Collection of Maths Problems

Operations preserving monotonicity

Task number: 2973

• Resolution

  The assumption that $f$ and $g$ are non-decreasing means that $x<y \longrightarrow f(x)\le f(y)\land g(x)\le g(y)$.

  Sum: $(f+g)(x)=f(x)+g(x)\le f(y)+g(y)=(f+g)(y)$.

  The difference is not necessarily non-decreasing, because if we let $g=2f$, then $f-g=-f$, so we obtain a non-increasing function.

  The product is not necessarily non-decreasing, because if we let $f(x)=g(x)=x$, then $f(x)g(x)=x^2$, which is not an increasing function.

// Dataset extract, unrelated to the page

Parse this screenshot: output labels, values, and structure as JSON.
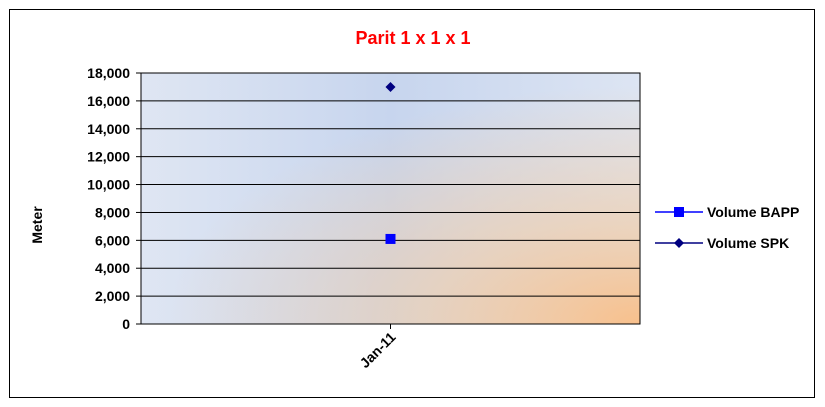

  Maximum: Assuming without loss of generality that $f(x)\le g(x)$, we get: $\max\{f(x),g(x)\}=g(x)\le g(y)\le \max\{f(y),g(y)\}$.

  Minimum: Assuming without loss of generality that $f(y)\le g(y)$, we get: $\min\{f(x),g(x)\}\le f(x)\le f(y)= \min\{f(y),g(y)\}$.

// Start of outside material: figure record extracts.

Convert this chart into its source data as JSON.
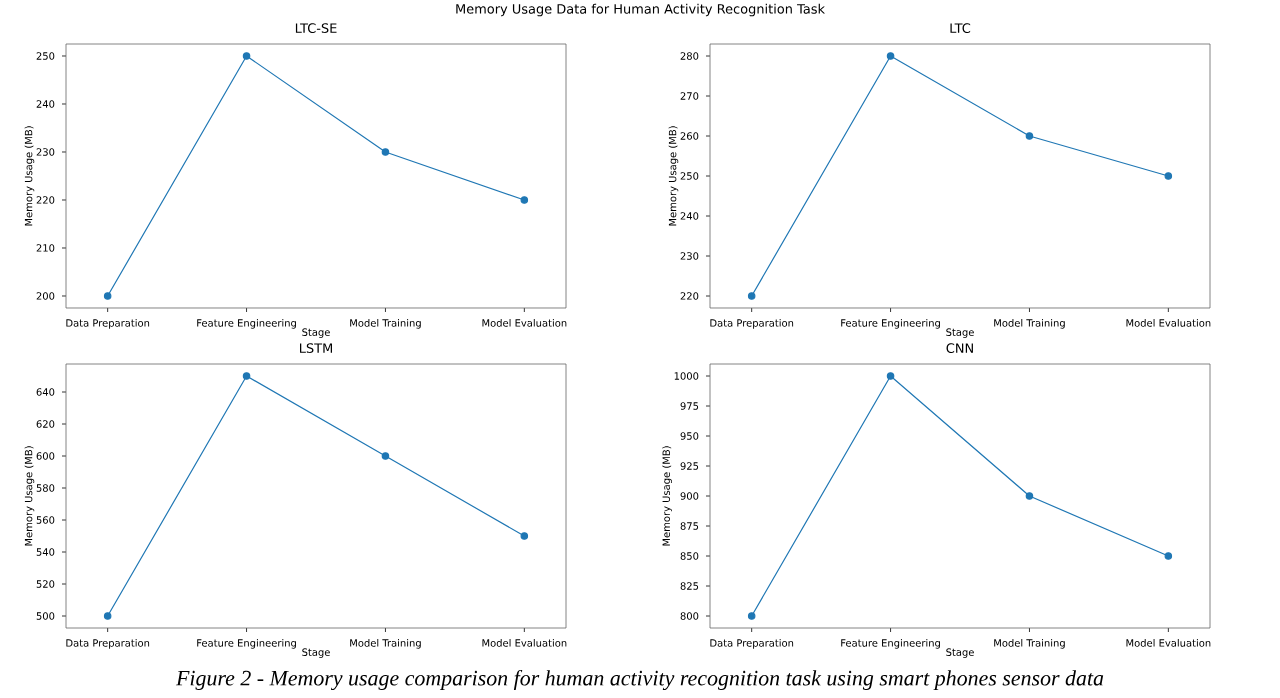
{
  "chart_data": [
    {
      "type": "line",
      "title": "LTC-SE",
      "xlabel": "Stage",
      "ylabel": "Memory Usage (MB)",
      "categories": [
        "Data Preparation",
        "Feature Engineering",
        "Model Training",
        "Model Evaluation"
      ],
      "values": [
        200,
        250,
        230,
        220
      ],
      "color": "#1f77b4",
      "marker": "circle",
      "ylim": [
        197.5,
        252.5
      ],
      "yticks": [
        200,
        210,
        220,
        230,
        240,
        250
      ],
      "annotations": [
        "Memory Usage Data for Human Activity Recognition Task",
        "Figure 2 - Memory usage comparison for human activity recognition task using smart phones sensor data"
      ]
    },
    {
      "type": "line",
      "title": "LTC",
      "xlabel": "Stage",
      "ylabel": "Memory Usage (MB)",
      "categories": [
        "Data Preparation",
        "Feature Engineering",
        "Model Training",
        "Model Evaluation"
      ],
      "values": [
        220,
        280,
        260,
        250
      ],
      "color": "#1f77b4",
      "marker": "circle",
      "ylim": [
        217,
        283
      ],
      "yticks": [
        220,
        230,
        240,
        250,
        260,
        270,
        280
      ]
    },
    {
      "type": "line",
      "title": "LSTM",
      "xlabel": "Stage",
      "ylabel": "Memory Usage (MB)",
      "categories": [
        "Data Preparation",
        "Feature Engineering",
        "Model Training",
        "Model Evaluation"
      ],
      "values": [
        500,
        650,
        600,
        550
      ],
      "color": "#1f77b4",
      "marker": "circle",
      "ylim": [
        492.5,
        657.5
      ],
      "yticks": [
        500,
        520,
        540,
        560,
        580,
        600,
        620,
        640
      ]
    },
    {
      "type": "line",
      "title": "CNN",
      "xlabel": "Stage",
      "ylabel": "Memory Usage (MB)",
      "categories": [
        "Data Preparation",
        "Feature Engineering",
        "Model Training",
        "Model Evaluation"
      ],
      "values": [
        800,
        1000,
        900,
        850
      ],
      "color": "#1f77b4",
      "marker": "circle",
      "ylim": [
        790,
        1010
      ],
      "yticks": [
        800,
        825,
        850,
        875,
        900,
        925,
        950,
        975,
        1000
      ]
    }
  ]
}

  Composition: $x<y \longrightarrow g(x)\le g(y) \longrightarrow (f\circ g)(x)=f(g(x))\le f(g(y))=(f\circ g)(y)$.

• Result

  The functions $f+g$, $\max\{f,g\}$, $\min\{f,g\}$, $f\circ g$ are non-descreasing; only $f-g$ a $f\cdot g$ are not necessarily non-decreasing.